Ethereum's price movements have been wild, and breaking past $10K seems like a real possibility, especially with growing institutional interest and Layer 2 scaling developments. If ETH staking and DeFi adoption keep surging, we might see that target sooner than expected. For those holding or trading ETH, having a secure and flexible wallet is key. Platforms like CEX IO Wallet make it easy to store, send, and receive ETH while staying connected to the market. Whether you're in it for the long haul or just looking for an easy way to manage your assets, it's good to have a trusted option. What’s your timeline for ETH hitting $10K? Thinking 2025, or do you see it happening sooner?

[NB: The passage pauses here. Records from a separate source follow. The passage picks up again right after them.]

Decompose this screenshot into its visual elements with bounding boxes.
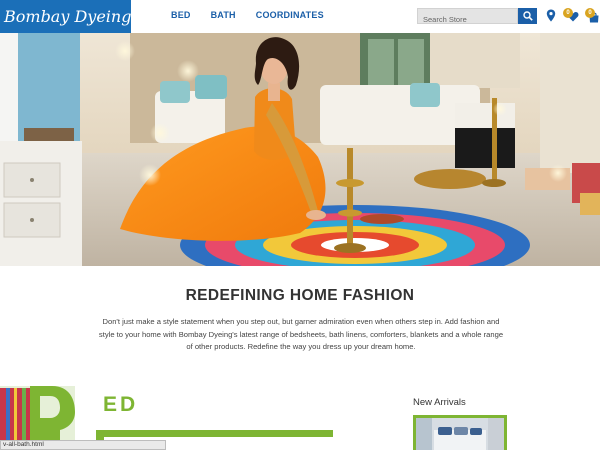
search-icon	[522, 11, 533, 21]
nav-bed-link[interactable]: BED	[171, 10, 191, 20]
new-arrival-thumbnail[interactable]	[413, 415, 507, 450]
wishlist-count-badge: 0	[563, 8, 573, 18]
cart-count-badge: 0	[585, 8, 595, 18]
page: Bombay Dyeing BED BATH COORDINATES 0	[0, 0, 600, 450]
search-button[interactable]	[518, 8, 537, 24]
page-headline: REDEFINING HOME FASHION	[185, 287, 415, 304]
bed-category-title[interactable]: ED	[103, 393, 138, 417]
site-header: Bombay Dyeing BED BATH COORDINATES 0	[0, 0, 600, 33]
intro-description: Don't just make a style statement when y…	[98, 317, 504, 351]
wishlist-button[interactable]: 0	[563, 6, 583, 26]
search-input[interactable]	[418, 12, 517, 27]
new-arrivals-title: New Arrivals	[413, 397, 466, 408]
main-nav: BED BATH COORDINATES	[171, 10, 324, 20]
location-pin-icon[interactable]	[546, 9, 556, 22]
brand-logo[interactable]: Bombay Dyeing	[0, 0, 131, 33]
new-arrival-bedroom-image	[416, 418, 504, 450]
browser-status-url: v-all-bath.html	[0, 440, 166, 450]
cart-button[interactable]: 0	[585, 6, 600, 26]
nav-bath-link[interactable]: BATH	[211, 10, 236, 20]
hero-image	[0, 33, 600, 266]
search-box	[417, 8, 518, 27]
nav-coordinates-link[interactable]: COORDINATES	[256, 10, 324, 20]
hero-banner[interactable]	[0, 33, 600, 266]
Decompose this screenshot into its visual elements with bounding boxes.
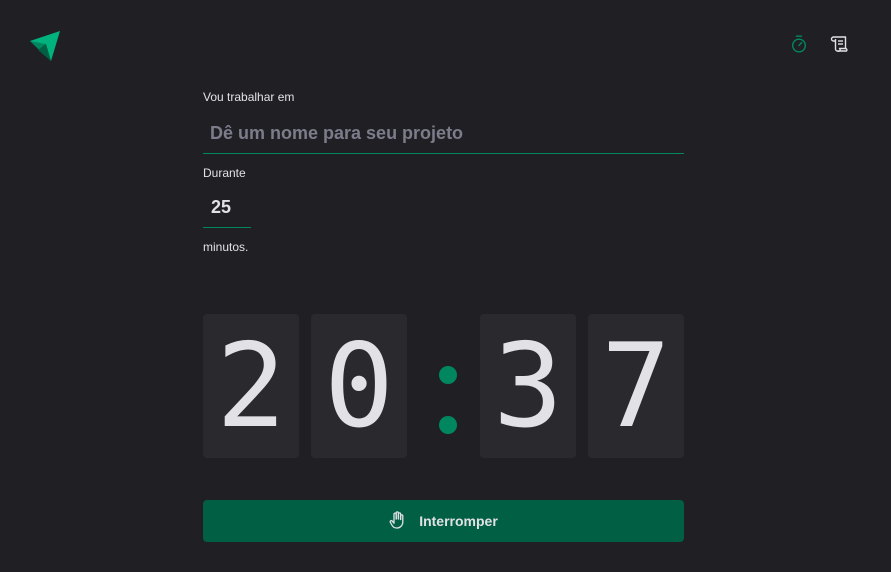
task-input[interactable] — [203, 114, 684, 154]
countdown: 2 0 : 3 7 — [203, 314, 684, 458]
nav-timer-link[interactable] — [787, 35, 811, 58]
header-nav — [787, 35, 851, 58]
interrupt-button[interactable]: Interromper — [203, 500, 684, 542]
countdown-separator: : — [432, 314, 464, 458]
countdown-seconds-tens: 3 — [480, 314, 576, 458]
task-form: Vou trabalhar em Durante minutos. — [203, 88, 684, 254]
separator-dot-top — [439, 366, 457, 384]
countdown-seconds-ones: 7 — [588, 314, 684, 458]
ignite-logo-icon — [29, 30, 61, 62]
minutes-amount-input[interactable] — [203, 188, 251, 228]
separator-dot-bottom — [439, 416, 457, 434]
task-label: Vou trabalhar em — [203, 90, 295, 104]
countdown-minutes-ones: 0 — [311, 314, 407, 458]
interrupt-button-label: Interromper — [419, 513, 498, 529]
countdown-minutes-tens: 2 — [203, 314, 299, 458]
minutes-suffix-label: minutos. — [203, 240, 249, 254]
duration-label: Durante — [203, 166, 246, 180]
scroll-history-icon — [830, 35, 848, 57]
nav-history-link[interactable] — [827, 35, 851, 57]
timer-icon — [791, 35, 807, 58]
hand-palm-icon — [389, 510, 405, 532]
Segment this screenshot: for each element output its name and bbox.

Fractional reserve lending of Bitcoin already exists! https://www.perplexity.ai/search/can-more-bitcoin-be-lent-than-MhuXB6LVR1y70jLkiGIKSw
You hit on why bitcoin will go to tens of millions of $ per bitcoin, First of all, a lot of people here do not believe me when I say bitcoin price will be $1M each within 5 years, and that's not even the top of bitcoin, the price will keep going up Bitcoin will be $10M each within 15 years, and they say impossible, but bitcoin is already 12M/btc in Japanese Yen When bitcoin first came out with a value, 10,000 btc for 2 papajohn pizzas, bitcoin was less than 1 Japanese Yen, today, 1 bitcoin is 12M JPY 10,000 bitcoin back then for $30 worth of pizzas was pricing bitcoin at less than 1 US cent per bitcoin, a month ago 10,000 bitcoin was worth over $1B And people think $1M per bitcoin within 5 years is not possible, come on now, who's delusional, the believers or the non-believers? the mind cannot comprehend how extremely undervalued the best money in the history of the world is ----------- So, let's get back to fractional reserve banking using bitcoin as the collateral asset, the most pristine collateral asset in the world Banks have a major problem, all their assets are fiat assets, and when there's a problem, they just bail out using fiat complexities, think of UK Gilt, think of financial system crises in 2008, think of US banking system crises in 2023 They just create more, or rig the system so there are no sellers, similar to GME short squeeze, only sellers allowed, no buyers allowed, similar to LME, when you win, they change the rules so you lose Banks hold assets that are not very liquid like real estate mortgage backed securities, they know it's junk, but they have to put on their books that it's worth very high, as long as they all hold and not sell, no one panics What they need is bitcoin as collateral asset, re-classify it as currency, they can lend 30 to 1 on its value, $10M/bitcoin, they can can lend $300M against a 1 bitcoin deposit, they will pay you to deposit your 1 bitcoin and borrow $1M against it, you don't pay interest on the loan, they pay you interest, a negative interest rate because they can lend against your bitcoin 30x the value and earn much more than 5% interest they are paying you And no, bitcoin can stay 21M and deflationary, the price will just have to go up very high, problem solved, just like Manhattan real estate was very cheap 100 years ago, today they did not make more Manhattan real estate but the price has skyrocketed and now used as a collateral asset,
This is such a stupid argument that we can't take you seriously for the rest of the post. Also bitcoin isn't really money or can't function as such no matter how you classify it. Here is what could happen though: 1. There is a fairly quick run up when price goes vertical and it gains 50-100+%, caused by some kind of unpredictable news. That is going to be be followed by an immediate collapse of 50+% and price never goingclose again to its ATH. Then for years it just keeps getting stuck to the market and moving in tandem with it, and people slowly switching to something else flavour of the month. 2. The opposite of this: Some eventually foreseen but untimable negative news coming out and price drops a decent 30-50% never going to reach the current ATH again. People eventually switch to something else and crypto just lingers around. This scenario is also more likely because we have been due a market crash and whereever the market goes, there goes crypto 2-3 times more. What is NOT gonna happen: price relative slowly but steadily gaining year by year a decent amount and keep going on forever.